Not just the background hum that pierces the nightly silence but the jarring sound of an alarm, the bleeps from heart/lung machinery – all these sounds amplified by the size of wards.
James Weaver, doctoral student at Queen Mary University of London has made a study of hospital “noise”, something he became familiar with when he stayed with his wife, who was dying of cancer.
There is much we can learn from his comments, particularly the anxiety that can be induced by the noisy, stressful ambience of many hospitals.
He notes that hospitals are usually large buildings with cavernous rooms.
Sound is affected by the size of a room and can have a long reverberation time. This refers to the decay of a sound from its original source. The bigger the room, the longer a sound lasts.
Think of a large church. The sound of music reverberates through the church with a long tail of volume, whereas the same sound at home would take less time to dissipate. In a ward, the sound of an alarm, at a necessarily loud volume, would potentially have a long decay and begin merging with other sounds to create what seems like a cacophony to a patient. How can anyone rest with that, let alone remain calm?
Hospital rooms are designed to be easily cleaned so nearly always have shiny surfaces that reflect sound. Carpeting and soft furnishings would muffle it but are forbidden in busy wards. And the larger the ward, the longer the reverberation time.
You can see that hospitals such as the Nightingales, which are built in large facilities with nothing to deaden the sound, can be a problem. Long reverberation times and noisy soundscapes are distressing for patients and families and also cause difficulties for doctors trying to talk to patients.
If you factor in the use of PPE, communication becomes challenging, particularly for those with hearing loss.

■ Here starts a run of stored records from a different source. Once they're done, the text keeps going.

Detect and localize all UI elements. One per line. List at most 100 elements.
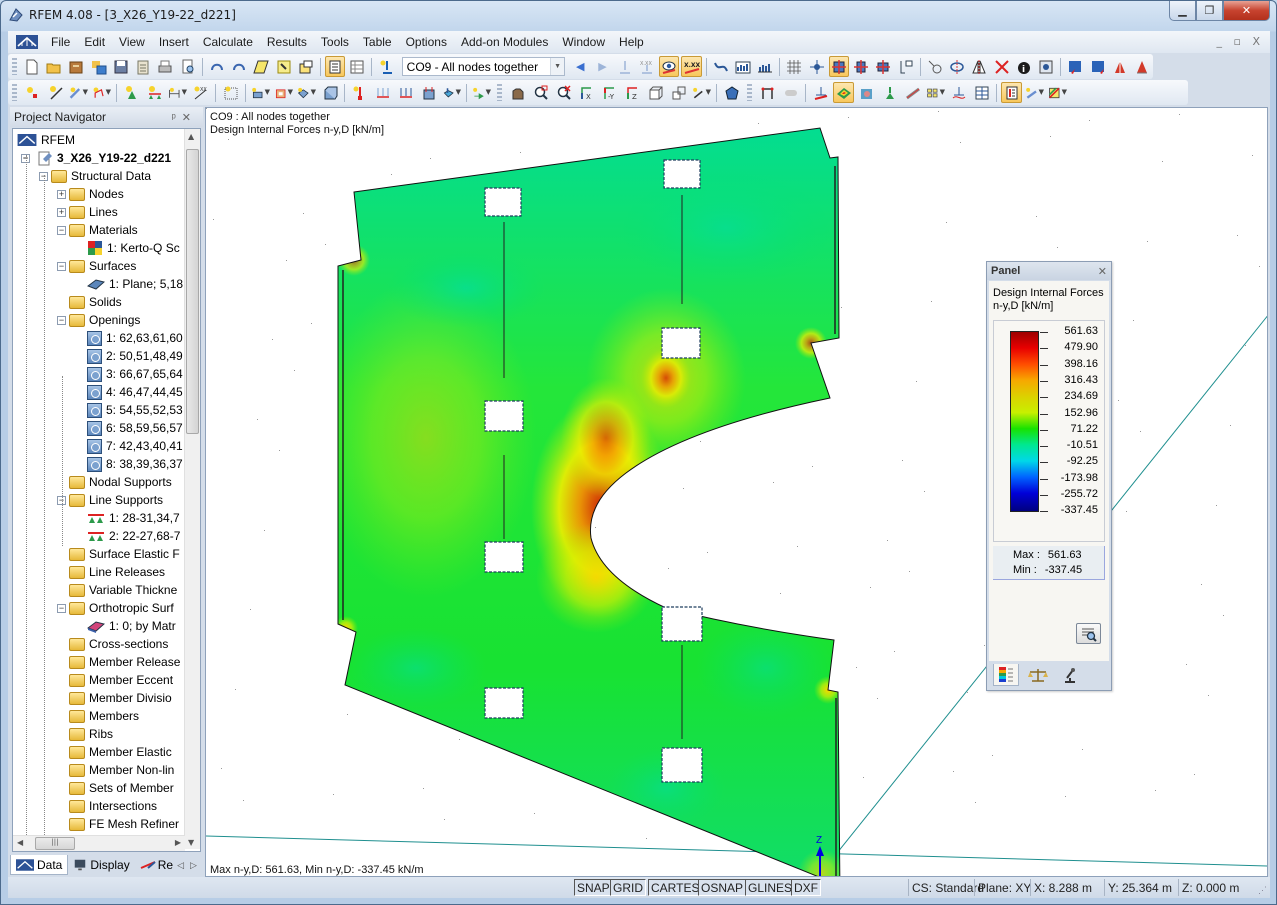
member-load-button[interactable] — [395, 82, 416, 103]
save-all-button[interactable] — [89, 56, 109, 77]
insert-line-button[interactable] — [45, 82, 66, 103]
result-diagrams-button[interactable] — [810, 82, 831, 103]
tree-node[interactable]: − Orthotropic Surf — [57, 599, 174, 617]
menu-results[interactable]: Results — [260, 35, 314, 49]
insert-node-button[interactable] — [22, 82, 43, 103]
visibility-button[interactable]: ▼ — [691, 82, 712, 103]
insert-solid-button[interactable]: ▼ — [296, 82, 317, 103]
opening[interactable] — [484, 187, 522, 217]
cartes-toggle[interactable]: CARTES — [648, 879, 703, 896]
toolbar-grip[interactable] — [12, 58, 17, 75]
dropdown-arrow-icon[interactable]: ▼ — [1062, 89, 1067, 96]
next-load-case-button[interactable]: ▶ — [592, 56, 612, 77]
dropdown-arrow-icon[interactable]: ▼ — [1039, 89, 1044, 96]
tree-node-rfem[interactable]: RFEM — [17, 131, 75, 149]
previous-load-case-button[interactable]: ◀ — [570, 56, 590, 77]
panel-header[interactable]: Panel ✕ — [987, 262, 1111, 280]
menu-calculate[interactable]: Calculate — [196, 35, 260, 49]
close-button[interactable]: ✕ — [1223, 1, 1270, 21]
minimize-button[interactable]: ▁ — [1169, 1, 1196, 21]
tree-node[interactable]: 1: 0; by Matr — [87, 617, 176, 635]
insert-dimension-button[interactable]: ▼ — [167, 82, 188, 103]
toolbar-grip[interactable] — [747, 84, 752, 101]
scroll-down-icon[interactable]: ▼ — [188, 838, 194, 847]
section-button[interactable] — [896, 56, 916, 77]
tree-node[interactable]: 1: 62,63,61,60 — [87, 329, 183, 347]
tree-node[interactable]: 1: Kerto-Q Sc — [87, 239, 180, 257]
support-reactions-button[interactable] — [879, 82, 900, 103]
tree-node[interactable]: FE Mesh Refiner — [69, 815, 179, 833]
toolbar-grip[interactable] — [497, 84, 502, 101]
menu-table[interactable]: Table — [356, 35, 399, 49]
graphics-viewport[interactable]: CO9 : All nodes together Design Internal… — [205, 107, 1268, 877]
result-diagram-2-button[interactable] — [948, 82, 969, 103]
view-xy-button[interactable] — [828, 56, 850, 77]
results-diagram-2-button[interactable] — [755, 56, 775, 77]
tree-node[interactable]: 7: 42,43,40,41 — [87, 437, 183, 455]
dropdown-arrow-icon[interactable]: ▼ — [456, 89, 461, 96]
tree-node[interactable]: 2: 50,51,48,49 — [87, 347, 183, 365]
menu-window[interactable]: Window — [555, 35, 612, 49]
tree-node[interactable]: Member Non-lin — [69, 761, 174, 779]
undo-button[interactable] — [207, 56, 227, 77]
show-loads-button[interactable] — [615, 56, 635, 77]
save-button[interactable] — [111, 56, 131, 77]
rotate-button[interactable] — [925, 56, 945, 77]
show-results-button[interactable] — [659, 56, 680, 77]
collapse-toggle-icon[interactable]: − — [57, 261, 66, 271]
insert-guideline-button[interactable] — [220, 82, 241, 103]
panel-tab-filter[interactable] — [1057, 664, 1083, 686]
resize-grip-icon[interactable]: ⋰ — [1258, 885, 1267, 896]
expand-toggle-icon[interactable]: + — [57, 189, 66, 199]
tab-display[interactable]: Display — [68, 855, 134, 875]
render-button[interactable] — [721, 82, 742, 103]
tree-node[interactable]: Surface Elastic F — [69, 545, 180, 563]
tree-node[interactable]: 3: 66,67,65,64 — [87, 365, 183, 383]
export-2-button[interactable] — [1087, 56, 1107, 77]
maximize-button[interactable]: ❐ — [1196, 1, 1223, 21]
dropdown-arrow-icon[interactable]: ▼ — [83, 89, 88, 96]
tree-node[interactable]: 5: 54,55,52,53 — [87, 401, 183, 419]
tree-node[interactable]: 1: 28-31,34,7 — [87, 509, 180, 527]
wireframe-view-button[interactable] — [668, 82, 689, 103]
mirror-button[interactable] — [969, 56, 989, 77]
tree-node[interactable]: Nodal Supports — [69, 473, 172, 491]
menu-view[interactable]: View — [112, 35, 152, 49]
load-case-combo[interactable]: CO9 - All nodes together ▼ — [401, 57, 566, 76]
scroll-up-icon[interactable]: ▲ — [188, 132, 194, 141]
opening[interactable] — [661, 606, 703, 642]
print-button[interactable] — [155, 56, 175, 77]
surface-result-isobands[interactable] — [306, 108, 866, 877]
tree-node[interactable]: 6: 58,59,56,57 — [87, 419, 183, 437]
tab-results[interactable]: Re ◁ ▷ — [135, 855, 202, 875]
navigator-close-icon[interactable]: ✕ — [182, 112, 197, 124]
disabled-tool-button[interactable] — [780, 82, 801, 103]
export-1-button[interactable] — [1065, 56, 1085, 77]
dropdown-arrow-icon[interactable]: ▼ — [311, 89, 316, 96]
navigator-horizontal-scrollbar[interactable]: ◀ ||| ▶ — [13, 835, 185, 851]
notes-button[interactable] — [133, 56, 153, 77]
insert-polyline-button[interactable]: ▼ — [91, 82, 112, 103]
tree-node[interactable]: + Lines — [57, 203, 118, 221]
orbit-button[interactable] — [947, 56, 967, 77]
insert-cube-button[interactable] — [319, 82, 340, 103]
tree-node[interactable]: − Structural Data — [39, 167, 151, 185]
tree-node[interactable]: 8: 38,39,36,37 — [87, 455, 183, 473]
settings-button[interactable] — [1036, 56, 1056, 77]
line-hinge-button[interactable] — [757, 82, 778, 103]
insert-opening-button[interactable]: ▼ — [273, 82, 294, 103]
panel-toggle-button[interactable] — [1001, 82, 1022, 103]
view-yz-button[interactable] — [873, 56, 893, 77]
solid-results-button[interactable] — [856, 82, 877, 103]
work-plane-field[interactable]: Plane: XY — [974, 879, 1031, 896]
scrollbar-thumb[interactable]: ||| — [35, 837, 75, 850]
tree-node-project[interactable]: − 3_X26_Y19-22_d221 — [21, 149, 171, 167]
info-button[interactable]: i — [1014, 56, 1034, 77]
display-properties-button[interactable]: ▼ — [1024, 82, 1045, 103]
dropdown-arrow-icon[interactable]: ▼ — [106, 89, 111, 96]
select-button[interactable] — [274, 56, 294, 77]
surface-load-button[interactable] — [418, 82, 439, 103]
tree-node[interactable]: Line Releases — [69, 563, 165, 581]
panel-tab-legend[interactable] — [993, 664, 1019, 686]
tree-node[interactable]: + Nodes — [57, 185, 124, 203]
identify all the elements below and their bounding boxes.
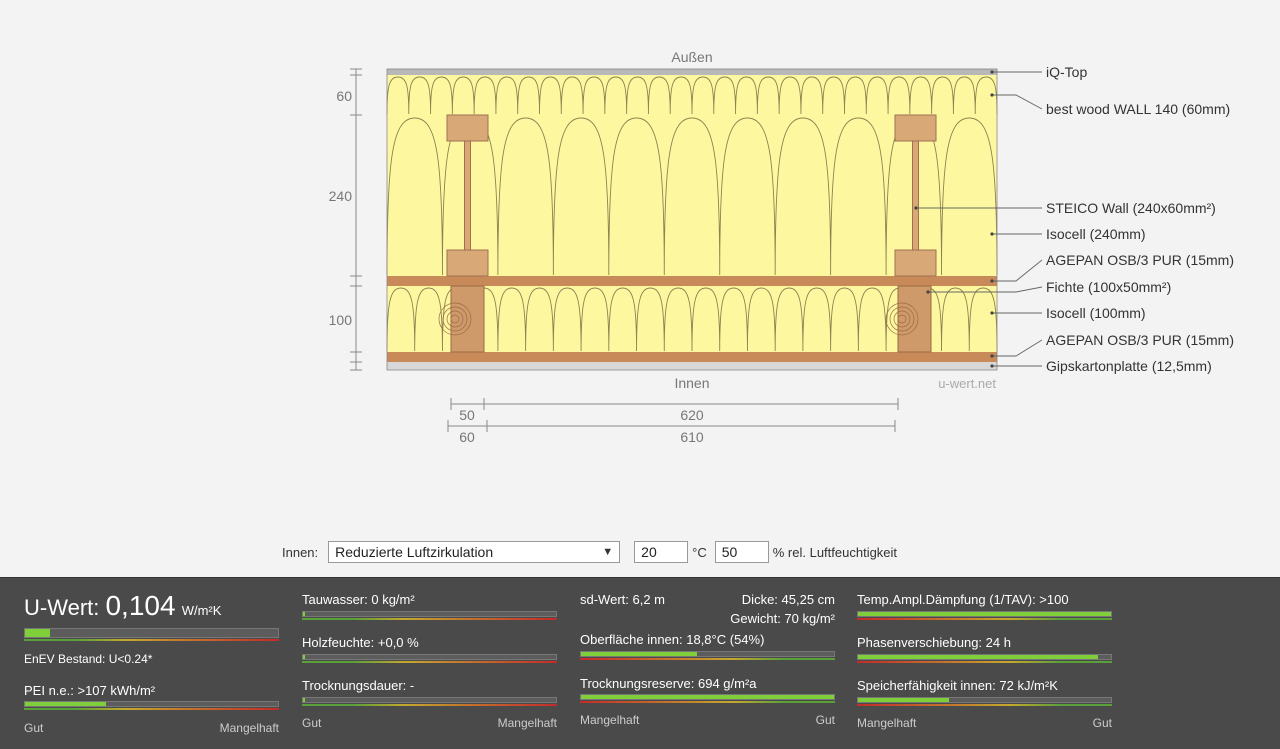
uwert-value: 0,104: [105, 590, 176, 621]
dropdown-arrow-icon: ▼: [602, 546, 614, 558]
layer-label-6: Isocell (100mm): [1046, 305, 1146, 321]
humidity-unit: % rel. Luftfeuchtigkeit: [772, 544, 898, 560]
left-dim-label-2: 100: [329, 312, 353, 328]
layer-iq-top: [387, 69, 997, 75]
layer-label-8: Gipskartonplatte (12,5mm): [1046, 358, 1212, 374]
results-panel: U-Wert: 0,104 W/m²K EnEV Bestand: U<0.24…: [0, 577, 1280, 749]
bottom-dim-label1-1: 620: [680, 407, 704, 423]
leader-dot-7: [990, 354, 994, 358]
temperature-unit: °C: [692, 544, 707, 560]
uwert-bar: [24, 628, 279, 638]
leader-dot-5: [926, 290, 930, 294]
wall-cross-section-diagram: 60 240 100 50 620 60 610 Außen Innen u-wert.net i…: [329, 49, 1234, 445]
watermark: u-wert.net: [938, 376, 996, 391]
humidity-input[interactable]: [714, 541, 769, 563]
trocknungsdauer-title: Trocknungsdauer: -: [302, 678, 415, 693]
leader-dot-0: [990, 70, 994, 74]
speicher-title: Speicherfähigkeit innen: 72 kJ/m²K: [857, 678, 1058, 693]
col1-scale: Gut Mangelhaft: [24, 721, 279, 735]
bottom-dim-label1-0: 50: [459, 407, 475, 423]
leader-line-1: [992, 94, 1043, 110]
outside-label: Außen: [671, 49, 712, 65]
enev-text: EnEV Bestand: U<0.24*: [24, 652, 153, 666]
leader-line-4: [992, 259, 1043, 282]
temp-ampl-title: Temp.Ampl.Dämpfung (1/TAV): >100: [857, 592, 1069, 607]
stud-web-1: [912, 140, 919, 251]
col2-scale: Gut Mangelhaft: [302, 716, 557, 730]
uwert-unit: W/m²K: [181, 603, 222, 618]
layer-label-3: Isocell (240mm): [1046, 226, 1146, 242]
wall-layers: [386, 68, 998, 371]
temp-ampl-bar: [857, 611, 1112, 617]
oberflaeche-title: Oberfläche innen: 18,8°C (54%): [580, 632, 765, 647]
pei-bar: [24, 701, 279, 707]
batten-1: [897, 285, 932, 353]
layer-gipskarton: [387, 362, 997, 370]
tauwasser-bar: [302, 611, 557, 617]
phasen-title: Phasenverschiebung: 24 h: [857, 635, 1011, 650]
leader-dot-6: [990, 311, 994, 315]
gewicht-text: Gewicht: 70 kg/m²: [730, 611, 835, 626]
stud-flange-bottom-1: [894, 249, 937, 277]
trocknungsdauer-bar: [302, 697, 557, 703]
stud-flange-bottom-0: [446, 249, 489, 277]
tauwasser-title: Tauwasser: 0 kg/m²: [302, 592, 415, 607]
leader-dot-3: [990, 232, 994, 236]
phasen-bar: [857, 654, 1112, 660]
col4-scale: Mangelhaft Gut: [857, 716, 1112, 730]
climate-controls: Innen: Reduzierte Luftzirkulation ▼ °C %…: [282, 540, 905, 564]
leader-line-7: [992, 339, 1043, 357]
stud-flange-top-1: [894, 114, 937, 142]
inside-label: Innen: [674, 375, 709, 391]
inside-climate-label: Innen:: [282, 544, 319, 560]
col3-scale: Mangelhaft Gut: [580, 713, 835, 727]
leader-dot-1: [990, 93, 994, 97]
holzfeuchte-title: Holzfeuchte: +0,0 %: [302, 635, 419, 650]
layer-label-4: AGEPAN OSB/3 PUR (15mm): [1046, 252, 1234, 268]
trocknungsreserve-title: Trocknungsreserve: 694 g/m²a: [580, 676, 757, 691]
trocknungsreserve-bar: [580, 694, 835, 700]
air-circulation-select[interactable]: Reduzierte Luftzirkulation ▼: [328, 541, 621, 563]
batten-0: [450, 285, 485, 353]
leader-dot-8: [990, 364, 994, 368]
left-dim-label-1: 240: [329, 188, 353, 204]
stud-web-0: [464, 140, 471, 251]
speicher-bar: [857, 697, 1112, 703]
layer-label-1: best wood WALL 140 (60mm): [1046, 101, 1230, 117]
leader-dot-2: [914, 206, 918, 210]
layer-osb-inner: [387, 352, 997, 362]
layer-label-7: AGEPAN OSB/3 PUR (15mm): [1046, 332, 1234, 348]
bottom-dim-label2-1: 610: [680, 429, 704, 445]
layer-label-2: STEICO Wall (240x60mm²): [1046, 200, 1216, 216]
leader-dot-4: [990, 279, 994, 283]
bottom-dim-label2-0: 60: [459, 429, 475, 445]
temperature-input[interactable]: [634, 541, 689, 563]
layer-label-0: iQ-Top: [1046, 64, 1087, 80]
oberflaeche-bar: [580, 651, 835, 657]
stud-flange-top-0: [446, 114, 489, 142]
uwert-title: U-Wert: 0,104 W/m²K: [24, 590, 222, 621]
layer-label-5: Fichte (100x50mm²): [1046, 279, 1171, 295]
layer-osb-outer: [387, 276, 997, 286]
dicke-text: Dicke: 45,25 cm: [741, 592, 835, 607]
sd-wert-text: sd-Wert: 6,2 m: [580, 592, 666, 607]
air-circulation-value: Reduzierte Luftzirkulation: [335, 544, 494, 560]
pei-title: PEI n.e.: >107 kWh/m²: [24, 683, 156, 698]
left-dim-label-0: 60: [336, 88, 352, 104]
holzfeuchte-bar: [302, 654, 557, 660]
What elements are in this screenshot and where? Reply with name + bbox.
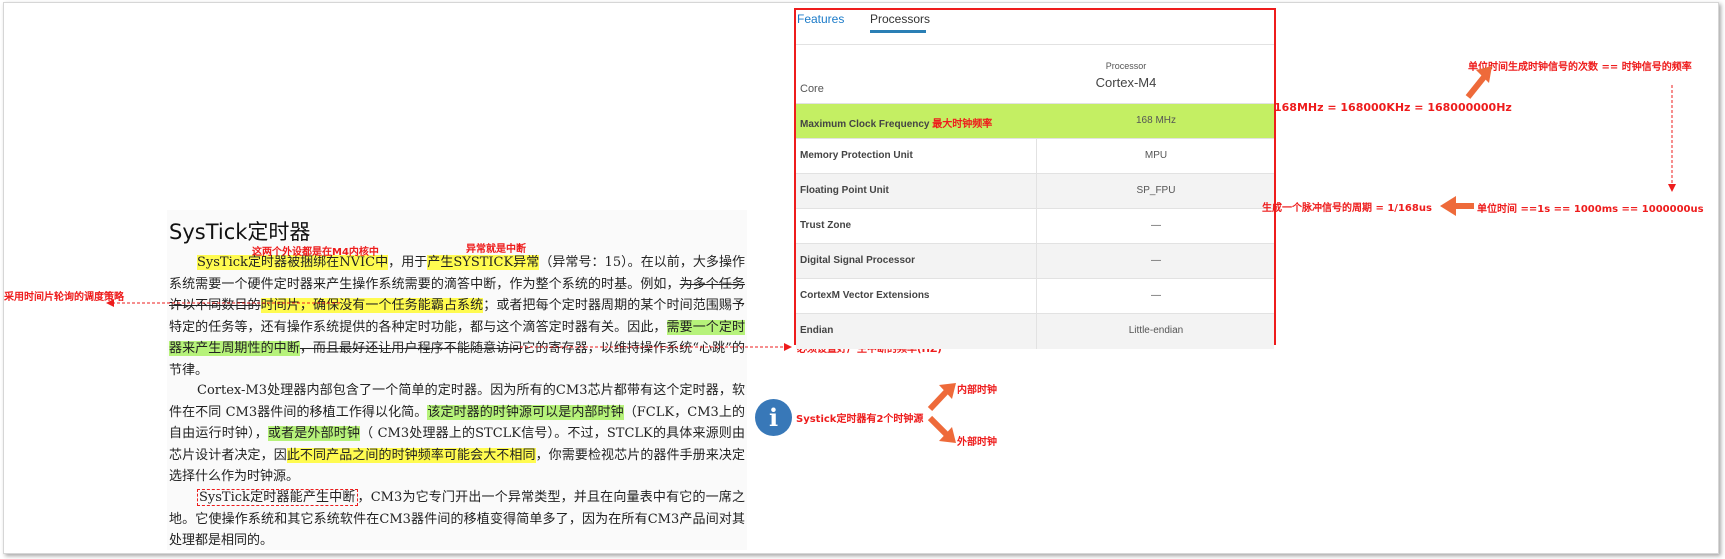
row-value: 168 MHz [1135, 115, 1176, 126]
table-row: Trust Zone — [796, 208, 1274, 244]
table-header: Core Processor Cortex-M4 [796, 45, 1274, 103]
exception-note: 异常就是中断 [466, 244, 526, 255]
tab-bar: Features Processors [796, 10, 1274, 34]
p3-interrupt-box: SysTick定时器能产生中断 [197, 489, 358, 506]
row-label-text: Maximum Clock Frequency [800, 119, 930, 130]
processor-features-panel: Features Processors Core Processor Corte… [794, 8, 1276, 349]
header-processor-label: Processor [1105, 61, 1147, 71]
p2-external-highlight: 或者是外部时钟 [267, 426, 361, 441]
row-value: — [1151, 220, 1161, 231]
internal-clock-note: 内部时钟 [957, 385, 997, 396]
period-note: 生成一个脉冲信号的周期 = 1/168us [1262, 203, 1432, 214]
table-row: Memory Protection Unit MPU [796, 138, 1274, 174]
table-row: Digital Signal Processor — [796, 243, 1274, 279]
row-label: Digital Signal Processor [800, 255, 916, 266]
header-processor-name: Cortex-M4 [1095, 75, 1157, 90]
row-value: SP_FPU [1136, 185, 1176, 196]
row-label: Memory Protection Unit [800, 150, 913, 161]
freq-conversion-note: 168MHz = 168000KHz = 168000000Hz [1274, 101, 1512, 114]
row-value: — [1151, 255, 1161, 266]
active-tab-indicator [870, 30, 926, 33]
row-label: Floating Point Unit [800, 185, 889, 196]
row-value: — [1151, 290, 1161, 301]
table-row: Floating Point Unit SP_FPU [796, 173, 1274, 209]
row-note: 最大时钟频率 [932, 119, 993, 130]
document-excerpt: SysTick定时器 SysTick定时器被捆绑在NVIC中，用于产生SYSTI… [167, 210, 747, 550]
tab-features[interactable]: Features [797, 12, 844, 26]
p2-freq-highlight: 此不同产品之间的时钟频率可能会大不相同 [286, 447, 536, 463]
doc-title: SysTick定时器 [169, 220, 311, 244]
header-processor: Processor Cortex-M4 [1081, 45, 1171, 90]
table-row: CortexM Vector Extensions — [796, 278, 1274, 314]
tab-processors[interactable]: Processors [870, 12, 930, 26]
processor-table: Core Processor Cortex-M4 Maximum Clock F… [796, 44, 1274, 349]
paragraph-2: Cortex-M3处理器内部包含了一个简单的定时器。因为所有的CM3芯片都带有这… [169, 380, 745, 488]
row-label: Maximum Clock Frequency 最大时钟频率 [800, 115, 992, 130]
info-icon: i [755, 399, 792, 436]
table-row: Maximum Clock Frequency 最大时钟频率 168 MHz [796, 103, 1274, 139]
table-row: Endian Little-endian [796, 313, 1274, 349]
row-value: Little-endian [1128, 325, 1184, 336]
paragraph-3: SysTick定时器能产生中断 ，CM3为它专门开出一个异常类型，并且在向量表中有… [169, 487, 745, 552]
header-core: Core [800, 83, 824, 95]
p1-strike-i: ，而且最好还让用户程序不能随意访问 [299, 341, 523, 356]
row-value: MPU [1144, 150, 1168, 161]
nvic-note: 这两个外设都是在M4内核中 [252, 247, 379, 258]
row-label: CortexM Vector Extensions [800, 290, 930, 301]
p2-internal-highlight: 该定时器的时钟源可以是内部时钟 [427, 404, 624, 420]
row-label: Endian [800, 325, 834, 336]
p1-text-b: ，用于 [388, 255, 428, 270]
unit-time-note: 单位时间 ==1s == 1000ms == 1000000us [1477, 204, 1704, 215]
p1-timeslice-highlight: 时间片，确保没有一个任务能霸占系统 [260, 298, 484, 313]
freq-definition-note: 单位时间生成时钟信号的次数 == 时钟信号的频率 [1468, 62, 1692, 73]
row-label: Trust Zone [800, 220, 852, 231]
p1-systick-highlight: 产生SYSTICK异常 [427, 255, 540, 270]
two-sources-note: Systick定时器有2个时钟源 [796, 414, 924, 425]
paragraph-1: SysTick定时器被捆绑在NVIC中，用于产生SYSTICK异常（异常号：15… [169, 252, 745, 381]
external-clock-note: 外部时钟 [957, 437, 997, 448]
timeslice-note: 采用时间片轮询的调度策略 [4, 292, 124, 303]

Weaver says it would have been helpful if he and his wife had access to quiet spaces to discuss sensitive matters and I’m sure most patients and doctors would agree. Dedicated spaces with carpet and soft furnishings would damp down sounds.
Hospitals could install wall or ceiling acoustic panels to make listening easier. And we could question if all alarms are necessary or could be substituted with vibrating devices.